Moth snowstorm is a powerful and heart-felt meditation on the Great Thinning that mankind is wreaking on nature. The author draws on his personal experiences - from his earliest years onwards - expressed in close and personal terms, lining these up in parallel with the plight of nature and the faltering progress of the global environmental movement. Michael McCarthy’s text is compelling, as times luminous, and always blisteringly honest.
This is no polemic detailing the twists and turns of environmental complexity. But it does advance a proposition that derives from the failure of the sustainability movement and the eco-services philosophy. Where the former required self-regulation and the latter pinned hope on an appeal to the bean-counters, both have appeared incapable of stopping the steam-rollering of nature’s bounty, beauty and very survivability. The author proposes the recognition of a bond that already ties us to nature which is fifty thousand generations of hunter-gathering in length, that this bond is already psychologically stronger than the mere five hundred generations of agriculture and civilisation which followed it. These earlier generations made us who we are and instilled within us an instinctive love of the natural world, one which binds us to it and enables us to feel awe, wonder and joy when we encounter some of its more awesome, wonderful aspects. From this, could we not cultivate a kind of religious defence of the natural world that might accomplish what the sustainability and the eco-services movements have failed to accomplish?
That is the book’s ‘philosophy’, if you will. But its narrative brings us face-to-face with some of the natural splendours that the author has encountered which has helped frame this perspective. The eponymous snowstorm is the book’s singular example of nature’s abundance. Who amongst us remembers the windscreen being so thick with insects on a night drive that it was necessary to stop and clean the screen before continuing? I’m lucky: I do. Who amongst us can remember how the cottage’s bedroom walls would be dotted with moths and little insects if the night before one had been reading with the window left open? Or that picture frames needed to be opened some autumns to be purged of the myriad tiny black insects that had crawled behind the glass that summer? I remember it in my childhood and youth in rural England.

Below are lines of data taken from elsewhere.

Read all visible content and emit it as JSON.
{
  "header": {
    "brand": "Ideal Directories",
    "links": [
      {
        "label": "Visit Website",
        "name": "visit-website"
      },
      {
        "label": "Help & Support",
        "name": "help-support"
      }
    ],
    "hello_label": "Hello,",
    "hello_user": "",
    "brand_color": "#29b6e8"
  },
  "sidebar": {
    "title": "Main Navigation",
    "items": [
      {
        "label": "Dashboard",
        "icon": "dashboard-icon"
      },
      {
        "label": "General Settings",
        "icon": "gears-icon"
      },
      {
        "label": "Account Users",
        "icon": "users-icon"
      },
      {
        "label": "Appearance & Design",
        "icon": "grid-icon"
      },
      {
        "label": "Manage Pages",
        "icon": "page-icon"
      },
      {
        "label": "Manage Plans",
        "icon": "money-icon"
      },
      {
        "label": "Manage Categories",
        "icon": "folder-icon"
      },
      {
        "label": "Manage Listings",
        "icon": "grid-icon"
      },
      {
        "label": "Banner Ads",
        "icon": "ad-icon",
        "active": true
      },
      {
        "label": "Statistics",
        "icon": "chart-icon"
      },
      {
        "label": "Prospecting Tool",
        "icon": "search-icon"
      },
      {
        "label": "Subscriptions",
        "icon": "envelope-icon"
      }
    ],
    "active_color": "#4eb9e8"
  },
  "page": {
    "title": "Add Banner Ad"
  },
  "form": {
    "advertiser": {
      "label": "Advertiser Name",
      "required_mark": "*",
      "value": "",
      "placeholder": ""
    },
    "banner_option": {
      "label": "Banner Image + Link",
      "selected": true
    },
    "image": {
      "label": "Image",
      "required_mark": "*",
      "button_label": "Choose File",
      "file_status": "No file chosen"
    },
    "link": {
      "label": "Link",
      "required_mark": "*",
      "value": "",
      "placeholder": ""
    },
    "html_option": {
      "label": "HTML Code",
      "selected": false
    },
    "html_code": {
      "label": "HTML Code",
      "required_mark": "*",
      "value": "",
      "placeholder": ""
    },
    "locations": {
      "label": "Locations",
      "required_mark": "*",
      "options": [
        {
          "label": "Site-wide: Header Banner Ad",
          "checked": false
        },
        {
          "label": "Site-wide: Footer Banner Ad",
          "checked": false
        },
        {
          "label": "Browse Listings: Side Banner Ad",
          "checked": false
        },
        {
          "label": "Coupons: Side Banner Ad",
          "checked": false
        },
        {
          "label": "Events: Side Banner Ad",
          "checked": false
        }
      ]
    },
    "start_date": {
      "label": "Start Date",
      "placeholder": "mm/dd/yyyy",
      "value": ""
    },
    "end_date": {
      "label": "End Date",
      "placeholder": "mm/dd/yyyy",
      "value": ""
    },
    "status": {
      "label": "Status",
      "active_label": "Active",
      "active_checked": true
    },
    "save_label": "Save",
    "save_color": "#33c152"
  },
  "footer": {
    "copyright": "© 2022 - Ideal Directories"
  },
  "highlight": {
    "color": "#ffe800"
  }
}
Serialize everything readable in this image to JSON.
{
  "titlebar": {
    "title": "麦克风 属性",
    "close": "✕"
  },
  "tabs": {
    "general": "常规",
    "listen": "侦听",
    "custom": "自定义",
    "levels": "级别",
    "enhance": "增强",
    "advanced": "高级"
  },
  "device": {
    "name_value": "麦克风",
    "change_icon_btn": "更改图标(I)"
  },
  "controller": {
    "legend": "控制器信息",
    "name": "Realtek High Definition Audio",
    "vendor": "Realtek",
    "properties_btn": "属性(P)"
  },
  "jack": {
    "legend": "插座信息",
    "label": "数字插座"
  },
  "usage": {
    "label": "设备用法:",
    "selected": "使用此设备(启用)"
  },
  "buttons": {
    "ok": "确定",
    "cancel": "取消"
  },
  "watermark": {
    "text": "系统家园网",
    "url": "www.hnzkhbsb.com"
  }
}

I am very familiar with outdoor lights gathering in clouds of moths, hornets, stick insects and who-knows-what in the south of France. And I remember the struggle to wash the car’s front grill of splattered insects, again in France.
I also know the thinning of these clouds, these visitors to our indoor spaces, these windscreen kills and the progressive ease with which one could wash the car’s screen and front grill - all over a period of less than twenty years. Walking through waist high meadows produced more insects twenty years ago than it does now; not a trick of memory but a real observation of change and loss. I can recall the whole family fleeing indoors and shutting windows the first time our neighbouring farmer clattered close to the garden perimeter spraying a newly-available insecticide on his crops. I can therefore powerfully identify with the author’s narrative.
What then of those too young to have known this natural plenty? On what does their joy, if any, focus? Is their defence against further depredation founded on hear-say and memories handed down? And when those who remember are no longer here to describe it, what then? Is this ancestral bond with our hunter-gatherer forebears going to be sufficient to pull us back from the brink? Moth snowstorm is a thought-provoking read. Let’s hope it is not entirely valedictory.